O interessante foi que estávamos ali, na fila do buffet, com o prato na mão, tentando decifrar o que havia em cada travessa ou pedindo tradução para os garçons, quando demos de cara com o FHC. Ali, no fim da fila, numa boa, esperando a vez dele junto com a gente, sem segurança, sem puxa-sacos, tranquilo e sorridente.

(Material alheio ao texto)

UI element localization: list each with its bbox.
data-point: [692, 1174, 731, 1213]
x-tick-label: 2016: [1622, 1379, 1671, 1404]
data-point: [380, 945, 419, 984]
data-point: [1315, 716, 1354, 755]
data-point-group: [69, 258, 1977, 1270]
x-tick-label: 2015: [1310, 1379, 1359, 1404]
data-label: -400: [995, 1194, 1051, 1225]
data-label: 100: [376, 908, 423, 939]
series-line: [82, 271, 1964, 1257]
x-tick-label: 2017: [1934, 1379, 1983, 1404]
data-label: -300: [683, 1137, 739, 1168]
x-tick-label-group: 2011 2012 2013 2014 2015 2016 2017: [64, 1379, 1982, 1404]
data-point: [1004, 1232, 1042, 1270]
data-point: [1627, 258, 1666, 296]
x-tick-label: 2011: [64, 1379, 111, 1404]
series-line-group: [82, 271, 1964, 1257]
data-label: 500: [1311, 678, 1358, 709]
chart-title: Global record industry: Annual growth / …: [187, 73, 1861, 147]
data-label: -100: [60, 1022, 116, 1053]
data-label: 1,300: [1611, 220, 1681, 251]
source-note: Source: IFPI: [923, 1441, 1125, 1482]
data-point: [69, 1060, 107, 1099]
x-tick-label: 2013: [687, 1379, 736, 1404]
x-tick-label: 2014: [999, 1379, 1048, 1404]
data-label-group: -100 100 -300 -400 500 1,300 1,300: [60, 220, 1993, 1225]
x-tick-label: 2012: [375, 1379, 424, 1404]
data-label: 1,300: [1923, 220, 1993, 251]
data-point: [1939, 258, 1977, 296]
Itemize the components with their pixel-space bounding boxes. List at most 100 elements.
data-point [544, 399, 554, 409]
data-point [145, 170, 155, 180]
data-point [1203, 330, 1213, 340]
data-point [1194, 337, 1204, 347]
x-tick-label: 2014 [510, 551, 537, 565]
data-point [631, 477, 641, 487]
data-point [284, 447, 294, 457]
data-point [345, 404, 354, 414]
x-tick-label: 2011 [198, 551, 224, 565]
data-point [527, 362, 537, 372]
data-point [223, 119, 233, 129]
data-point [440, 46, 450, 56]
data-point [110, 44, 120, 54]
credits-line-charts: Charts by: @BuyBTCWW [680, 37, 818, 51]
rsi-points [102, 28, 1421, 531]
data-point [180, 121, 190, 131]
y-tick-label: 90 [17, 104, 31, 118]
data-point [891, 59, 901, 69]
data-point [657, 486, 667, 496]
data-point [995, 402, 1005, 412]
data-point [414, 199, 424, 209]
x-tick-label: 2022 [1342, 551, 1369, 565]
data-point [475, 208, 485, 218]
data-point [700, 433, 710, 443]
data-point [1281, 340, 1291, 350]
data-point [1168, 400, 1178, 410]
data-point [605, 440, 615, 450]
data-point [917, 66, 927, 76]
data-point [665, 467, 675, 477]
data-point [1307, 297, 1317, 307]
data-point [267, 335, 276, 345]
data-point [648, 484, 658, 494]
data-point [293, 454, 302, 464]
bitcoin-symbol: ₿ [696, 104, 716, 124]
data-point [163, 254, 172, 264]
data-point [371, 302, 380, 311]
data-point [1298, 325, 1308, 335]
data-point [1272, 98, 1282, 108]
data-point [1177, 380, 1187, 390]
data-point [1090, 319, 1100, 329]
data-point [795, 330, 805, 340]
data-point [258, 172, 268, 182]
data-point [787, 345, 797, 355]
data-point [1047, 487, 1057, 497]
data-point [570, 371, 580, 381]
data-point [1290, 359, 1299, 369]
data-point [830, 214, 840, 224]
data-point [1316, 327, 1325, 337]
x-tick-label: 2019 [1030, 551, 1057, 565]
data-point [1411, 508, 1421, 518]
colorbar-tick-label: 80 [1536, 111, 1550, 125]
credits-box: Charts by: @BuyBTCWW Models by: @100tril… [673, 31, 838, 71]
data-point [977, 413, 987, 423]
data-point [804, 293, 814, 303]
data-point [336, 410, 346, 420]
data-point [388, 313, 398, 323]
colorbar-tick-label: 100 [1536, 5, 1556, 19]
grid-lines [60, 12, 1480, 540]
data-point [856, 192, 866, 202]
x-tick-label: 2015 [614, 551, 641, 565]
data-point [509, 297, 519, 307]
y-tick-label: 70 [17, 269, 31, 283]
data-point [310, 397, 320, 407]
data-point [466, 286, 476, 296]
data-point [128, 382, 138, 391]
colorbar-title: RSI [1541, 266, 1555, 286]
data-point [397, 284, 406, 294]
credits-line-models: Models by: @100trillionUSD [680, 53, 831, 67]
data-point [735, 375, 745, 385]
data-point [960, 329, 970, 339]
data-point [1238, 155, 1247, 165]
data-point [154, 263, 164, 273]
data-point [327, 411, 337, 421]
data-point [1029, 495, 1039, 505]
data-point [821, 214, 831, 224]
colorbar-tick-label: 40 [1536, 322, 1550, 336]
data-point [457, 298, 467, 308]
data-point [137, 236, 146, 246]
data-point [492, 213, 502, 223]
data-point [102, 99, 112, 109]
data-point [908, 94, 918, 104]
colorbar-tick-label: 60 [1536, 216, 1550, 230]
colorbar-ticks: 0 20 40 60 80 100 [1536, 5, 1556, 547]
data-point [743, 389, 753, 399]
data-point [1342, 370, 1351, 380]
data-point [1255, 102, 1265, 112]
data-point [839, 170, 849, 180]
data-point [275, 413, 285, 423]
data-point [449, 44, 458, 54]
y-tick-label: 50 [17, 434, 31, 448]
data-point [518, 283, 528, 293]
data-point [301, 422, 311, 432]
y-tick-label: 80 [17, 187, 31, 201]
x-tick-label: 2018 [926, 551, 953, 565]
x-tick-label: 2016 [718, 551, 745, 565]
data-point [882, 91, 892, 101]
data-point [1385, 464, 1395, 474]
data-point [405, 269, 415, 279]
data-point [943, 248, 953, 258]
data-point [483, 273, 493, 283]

Foi um negócio bacana de se ver. No mesmo país onde qualquer manezinho se acha o rei da cocada, imperam carteiradas daqui e dali e babaquaras semi-analfabetos cheios de dinheiro andam com quatro seguranças em volta, o ex-presidente estava ali, sossegado e discreto, pegando sua saladinha.

Na minha segunda visita ao buffet, ele entrou logo atrás de mim. Confrontado com um prato com uma cara meio estranha, me chamou e perguntou se eu sabia do que se tratava. Do alto da minha imensa sabedoria culinária, que infelizmente se concentra em variações refinadas da combinação carne + batata + arroz, no primeiro momento fui obrigado a assumir minha ignorância. Felizmente, uma rápida consulta à Sra. Blanco, extremamente versada em tais temas, produziu uma resposta satisfatória à presidencial indagação, de modo que pude esclarecer-lhe:

- É purê de pupunha, senhor presidente.

Desprovidos, ele e eu, da audácia necessária à degustação da iguaria, seguimos para a estação das carnes e massas e voltamos para nossas mesas. O almoço ainda rendeu outro encontro (embora sem nova interação), no fogãozinho das tapiocas, mas acabou assim mesmo, sem maiores incidentes ou ocorrências dignas de nota. Isto é, por pouco o Léo não atropelou FHC na hora de ir embora correndo do restaurante, mas isso felizmente ficou no campo do "quase".

P.S.: Será que esta consultoria já me renderia uma aposentadoriazinha de assessor?

P.S. 2: Será que se tivesse sido com o Sarney ou o Collor, a aposentadoriazinha poderia render ainda um adicional de insalubridade?